Wall Street plummeted as investors reacted to renewed fears of a pandemic resurgence, with the worst one-day percentage drops since March 16.
Wall Street plummeted as investors reacted to renewed fears of a pandemic resurgence, with the worst one-day percentage drops since March 16.

Wall Street plummets as virus fears return

Wall Street has plummeted as investors reacted to renewed fears of a pandemic resurgence and digested dour economic forecasts from the US Federal Reserve.

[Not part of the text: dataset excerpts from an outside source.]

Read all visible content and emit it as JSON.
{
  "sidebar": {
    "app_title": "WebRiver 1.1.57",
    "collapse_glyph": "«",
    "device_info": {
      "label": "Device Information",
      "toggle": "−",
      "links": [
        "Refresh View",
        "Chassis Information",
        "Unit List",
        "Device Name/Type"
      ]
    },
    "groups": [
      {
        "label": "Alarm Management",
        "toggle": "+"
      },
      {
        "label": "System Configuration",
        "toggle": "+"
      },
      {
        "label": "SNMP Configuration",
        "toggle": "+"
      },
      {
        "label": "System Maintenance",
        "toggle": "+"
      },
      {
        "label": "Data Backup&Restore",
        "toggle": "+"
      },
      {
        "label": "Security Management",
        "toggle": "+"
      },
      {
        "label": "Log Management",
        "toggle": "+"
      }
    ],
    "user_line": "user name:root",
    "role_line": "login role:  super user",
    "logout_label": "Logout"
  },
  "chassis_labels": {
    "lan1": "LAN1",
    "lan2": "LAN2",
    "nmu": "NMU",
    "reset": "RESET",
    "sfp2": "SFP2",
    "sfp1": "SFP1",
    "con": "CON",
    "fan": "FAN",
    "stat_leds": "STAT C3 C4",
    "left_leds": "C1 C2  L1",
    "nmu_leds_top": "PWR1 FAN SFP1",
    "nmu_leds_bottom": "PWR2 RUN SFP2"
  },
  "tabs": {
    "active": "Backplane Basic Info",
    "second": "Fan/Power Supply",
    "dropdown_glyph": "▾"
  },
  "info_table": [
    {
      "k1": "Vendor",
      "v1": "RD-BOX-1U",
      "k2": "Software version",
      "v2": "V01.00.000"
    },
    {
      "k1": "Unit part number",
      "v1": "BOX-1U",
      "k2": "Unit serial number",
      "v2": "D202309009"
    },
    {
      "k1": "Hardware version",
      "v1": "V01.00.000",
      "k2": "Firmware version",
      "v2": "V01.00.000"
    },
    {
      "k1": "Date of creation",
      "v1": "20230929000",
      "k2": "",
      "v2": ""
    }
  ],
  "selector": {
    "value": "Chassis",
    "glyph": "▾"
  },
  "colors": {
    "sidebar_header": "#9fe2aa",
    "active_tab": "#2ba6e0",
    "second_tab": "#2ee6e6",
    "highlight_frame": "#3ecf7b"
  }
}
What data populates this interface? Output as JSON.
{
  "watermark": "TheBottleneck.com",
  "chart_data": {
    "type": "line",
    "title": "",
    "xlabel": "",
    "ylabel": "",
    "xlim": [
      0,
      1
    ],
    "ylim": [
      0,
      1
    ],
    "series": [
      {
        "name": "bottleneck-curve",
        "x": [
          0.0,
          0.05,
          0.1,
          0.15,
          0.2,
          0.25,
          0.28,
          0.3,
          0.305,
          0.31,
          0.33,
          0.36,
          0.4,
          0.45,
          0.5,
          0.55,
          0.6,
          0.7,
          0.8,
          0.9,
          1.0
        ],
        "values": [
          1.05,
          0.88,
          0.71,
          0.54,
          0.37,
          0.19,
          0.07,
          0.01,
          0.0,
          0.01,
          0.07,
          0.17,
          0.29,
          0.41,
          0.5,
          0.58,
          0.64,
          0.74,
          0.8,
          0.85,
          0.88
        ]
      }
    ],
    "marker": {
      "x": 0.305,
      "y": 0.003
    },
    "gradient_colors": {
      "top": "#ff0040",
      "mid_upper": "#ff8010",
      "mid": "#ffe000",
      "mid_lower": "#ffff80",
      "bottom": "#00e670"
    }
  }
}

All three major US stock indexes lost well over 5.0 per cent, posting their worst one-day percentage drops since March 16, when markets were sent into freefall by the abrupt economic lockdowns put in place to contain the pandemic.

The Nasdaq snapped a three-day streak of record closing highs.

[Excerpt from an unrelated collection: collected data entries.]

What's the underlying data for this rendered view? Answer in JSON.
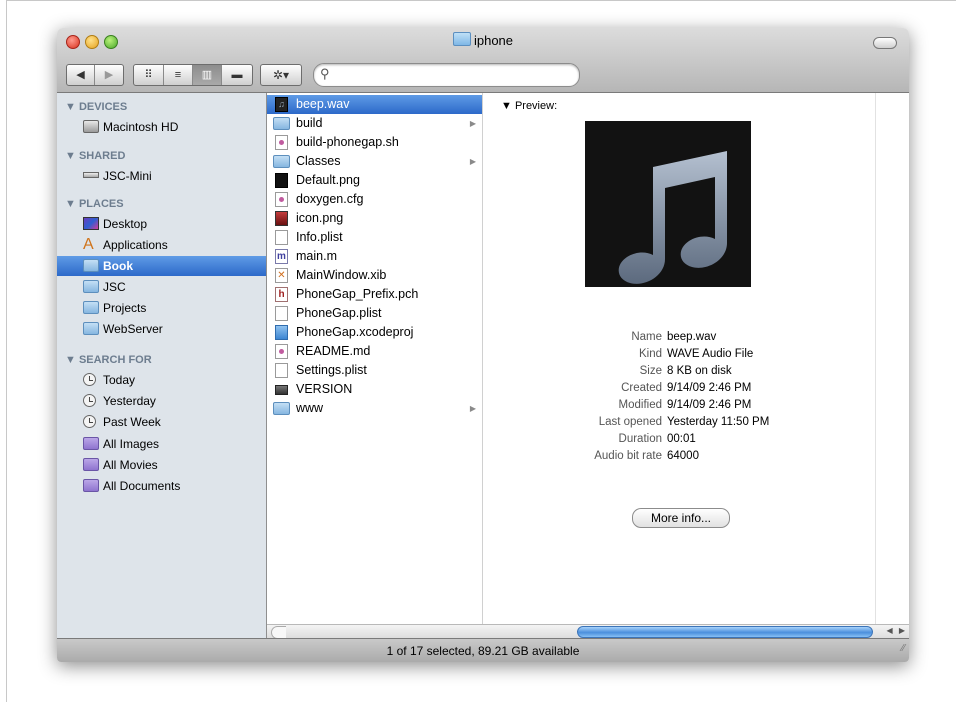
{
  "window": {
    "title": "iphone"
  },
  "toolbar": {
    "back_glyph": "◀",
    "forward_glyph": "▶",
    "views": [
      "⠿",
      "≡",
      "▥",
      "▬"
    ],
    "action_glyph": "✲▾",
    "search": {
      "placeholder": "",
      "value": ""
    }
  },
  "sidebar": {
    "sections": [
      {
        "label": "▼ DEVICES",
        "items": [
          {
            "label": "Macintosh HD",
            "icon": "hard-drive-icon"
          }
        ]
      },
      {
        "label": "▼ SHARED",
        "items": [
          {
            "label": "JSC-Mini",
            "icon": "mac-mini-icon"
          }
        ]
      },
      {
        "label": "▼ PLACES",
        "items": [
          {
            "label": "Desktop",
            "icon": "desktop-icon"
          },
          {
            "label": "Applications",
            "icon": "applications-icon"
          },
          {
            "label": "Book",
            "icon": "folder-icon",
            "selected": true
          },
          {
            "label": "JSC",
            "icon": "folder-icon"
          },
          {
            "label": "Projects",
            "icon": "folder-icon"
          },
          {
            "label": "WebServer",
            "icon": "folder-icon"
          }
        ]
      },
      {
        "label": "▼ SEARCH FOR",
        "items": [
          {
            "label": "Today",
            "icon": "clock-icon"
          },
          {
            "label": "Yesterday",
            "icon": "clock-icon"
          },
          {
            "label": "Past Week",
            "icon": "clock-icon"
          },
          {
            "label": "All Images",
            "icon": "smart-folder-icon"
          },
          {
            "label": "All Movies",
            "icon": "smart-folder-icon"
          },
          {
            "label": "All Documents",
            "icon": "smart-folder-icon"
          }
        ]
      }
    ]
  },
  "files": [
    {
      "name": "beep.wav",
      "icon": "audio-file-icon",
      "selected": true
    },
    {
      "name": "build",
      "icon": "folder-icon",
      "folder": true
    },
    {
      "name": "build-phonegap.sh",
      "icon": "script-file-icon"
    },
    {
      "name": "Classes",
      "icon": "folder-icon",
      "folder": true
    },
    {
      "name": "Default.png",
      "icon": "image-file-icon"
    },
    {
      "name": "doxygen.cfg",
      "icon": "script-file-icon"
    },
    {
      "name": "icon.png",
      "icon": "image-file-icon"
    },
    {
      "name": "Info.plist",
      "icon": "document-icon"
    },
    {
      "name": "main.m",
      "icon": "objc-source-icon"
    },
    {
      "name": "MainWindow.xib",
      "icon": "xib-file-icon"
    },
    {
      "name": "PhoneGap_Prefix.pch",
      "icon": "header-file-icon"
    },
    {
      "name": "PhoneGap.plist",
      "icon": "document-icon"
    },
    {
      "name": "PhoneGap.xcodeproj",
      "icon": "xcode-project-icon"
    },
    {
      "name": "README.md",
      "icon": "script-file-icon"
    },
    {
      "name": "Settings.plist",
      "icon": "document-icon"
    },
    {
      "name": "VERSION",
      "icon": "executable-icon"
    },
    {
      "name": "www",
      "icon": "folder-icon",
      "folder": true
    }
  ],
  "folder_arrow": "▶",
  "preview": {
    "heading": "▼ Preview:",
    "info": [
      {
        "key": "Name",
        "value": "beep.wav"
      },
      {
        "key": "Kind",
        "value": "WAVE Audio File"
      },
      {
        "key": "Size",
        "value": "8 KB on disk"
      },
      {
        "key": "Created",
        "value": "9/14/09 2:46 PM"
      },
      {
        "key": "Modified",
        "value": "9/14/09 2:46 PM"
      },
      {
        "key": "Last opened",
        "value": "Yesterday 11:50 PM"
      },
      {
        "key": "Duration",
        "value": "00:01"
      },
      {
        "key": "Audio bit rate",
        "value": "64000"
      }
    ],
    "more_info": "More info..."
  },
  "status": {
    "text": "1 of 17 selected, 89.21 GB available"
  },
  "grip_glyph": "II",
  "scroll_arrows": "◀ ▶",
  "resize_glyph": "⁄⁄"
}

The sell-off was broad, with all 11 major sectors of the S&P 500 falling from nearly 4.0 per cent to well over 9.0 per cent.

"There's really no buy point," said Paul Nolte, portfolio manager at Kingsview Asset Management in Chicago.

"It's pretty much selling all the way through."

Tim Ghriskey, chief investment strategist at Inverness Counsel in New York, agreed.

"Everything's for sale," Ghriskey added.

"There's fear we're near a top."

US deaths from COVID-19 could reach 200,000 in September, a grim result of the country's economic re-opening before getting growth of new cases down to a controllable level, according to a leading health expert.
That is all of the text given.